U.S. Marines formally end their presence in Iraq's Anbar province Saturday, marking the conclusion of a bloody seven-year battle that claimed hundreds of Marine lives and featured some of the war's fiercest fighting.
In a ceremony Saturday, the Marines will hand over responsibility for Anbar to the 1st Brigade Combat Team of the 82nd Airborne Division, an Army training unit out of Fort Bragg, N.C. Those soldiers largely will remain on their base in Anbar's capital of Ramadi and focus on training Iraqi troops who lead most patrols.
The number of Marines in Anbar then will drop from the current level of 3,500 to about 180 in March, before all of them are gone in June.After so much bloodshed, however, the conclusion of the Marines' mission in Iraq sparked barely a whimper as Marine planners focused instead on shifting resources to Afghanistan, where there are roughly 12,000 Marines. Two Marine Expeditionary Units also have been dispatched to Haiti.
What the Marines are leaving behind in Anbar remains unclear.
Marines say they've successfully pacified what had been a violence-ridden province that saw the rise of the insurgency in 2003 and yet was also the birthplace of the reconciliation efforts between U.S. troops and Iraq's disaffected minority Sunni Muslims.

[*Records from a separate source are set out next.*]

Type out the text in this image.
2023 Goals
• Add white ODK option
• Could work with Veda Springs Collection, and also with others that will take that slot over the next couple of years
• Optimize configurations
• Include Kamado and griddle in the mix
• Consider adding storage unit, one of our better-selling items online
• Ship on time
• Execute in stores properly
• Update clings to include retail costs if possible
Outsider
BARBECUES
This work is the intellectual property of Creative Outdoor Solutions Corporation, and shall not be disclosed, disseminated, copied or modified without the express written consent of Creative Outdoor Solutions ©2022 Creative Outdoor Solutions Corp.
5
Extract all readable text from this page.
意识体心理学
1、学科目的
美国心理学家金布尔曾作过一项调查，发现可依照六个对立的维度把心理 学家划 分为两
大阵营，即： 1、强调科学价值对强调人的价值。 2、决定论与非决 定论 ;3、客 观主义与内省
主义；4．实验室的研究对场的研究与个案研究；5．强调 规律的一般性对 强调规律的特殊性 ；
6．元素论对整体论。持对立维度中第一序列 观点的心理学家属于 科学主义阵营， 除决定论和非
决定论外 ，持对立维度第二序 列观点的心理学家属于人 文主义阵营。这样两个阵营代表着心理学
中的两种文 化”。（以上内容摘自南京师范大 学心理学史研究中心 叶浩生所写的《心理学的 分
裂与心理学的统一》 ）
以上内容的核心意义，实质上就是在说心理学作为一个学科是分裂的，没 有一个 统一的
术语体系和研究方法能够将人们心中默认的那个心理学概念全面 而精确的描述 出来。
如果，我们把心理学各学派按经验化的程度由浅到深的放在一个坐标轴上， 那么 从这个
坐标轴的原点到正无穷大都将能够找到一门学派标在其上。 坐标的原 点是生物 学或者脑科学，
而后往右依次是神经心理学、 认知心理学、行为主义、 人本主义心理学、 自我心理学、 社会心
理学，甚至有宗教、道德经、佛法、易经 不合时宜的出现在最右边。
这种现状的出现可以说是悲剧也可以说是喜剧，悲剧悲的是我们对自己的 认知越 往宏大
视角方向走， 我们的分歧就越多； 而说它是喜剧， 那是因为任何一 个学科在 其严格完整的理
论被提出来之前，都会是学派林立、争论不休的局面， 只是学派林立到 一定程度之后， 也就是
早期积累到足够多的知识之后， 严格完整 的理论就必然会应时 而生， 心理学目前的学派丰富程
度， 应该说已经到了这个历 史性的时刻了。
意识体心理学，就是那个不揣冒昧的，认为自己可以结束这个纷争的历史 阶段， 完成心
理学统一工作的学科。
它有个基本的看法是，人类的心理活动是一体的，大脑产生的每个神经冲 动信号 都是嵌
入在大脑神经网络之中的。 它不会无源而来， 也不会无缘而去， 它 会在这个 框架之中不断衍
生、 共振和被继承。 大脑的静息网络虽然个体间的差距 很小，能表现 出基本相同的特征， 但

Violence hasn't been eradicated, however. On Thursday, at least eight Iraqis were killed in five bombings throughout the province, raising concerns that security is deteriorating once again for residents.
Fears of violence also have been fed by the decision earlier this month by Iraq's Accountability and Justice Commission to disqualify 500 candidates for the parliamentary elections March 7, many of them leading Sunni politicians.
Vice President Joe Biden arrived in Iraq on Friday for a two-day trip designed in part to address rising tensions in the country.
Marines were among the first U.S. forces to arrive in Baghdad during the 2003 invasion of Iraq, and they moved west into Anbar within days. While the Anbaris initially welcomed the U.S. military, the shooting of several children in a field by U.S. Army troops kicked off tensions that lasted for more than four years.
Of the roughly 3,500 U.S. troops who have been killed in combat in Iraq, 1,021 were Marines, according to Pentagon statistics. At their peak in October 2008, there were 27,249 active and reserve Marines in Iraq.
Anbar has been the site of many turning points in the war. In the spring of 2004, four Blackwater contractors were killed and their bodies hung on a bridge in the Anbar city of Fallujah. Shortly afterward, the United States launched the first of two major offensives in an effort to clear Fallujah of insurgent forces.
Insurgents then planted thousands of homemade bombs that took scores of Marine lives. One explosion in November 2005 triggered a Marine response that killed 24 civilians, including women and children, in Haditha.
An outraged Iraqi public demanded retaliation from its nascent government for incidents such as Haditha, and when it didn't happen, some turned to the insurgency, which waged war against the Americans until, tired of threats against them by Islamic extremists, Anbar's tribal leaders turned against them and allied with the Americans.
Today, U.S. troops largely are confined to their bases as Iraqis conduct patrols. The last confirmed Marine combat death in Anbar was recorded on July 19.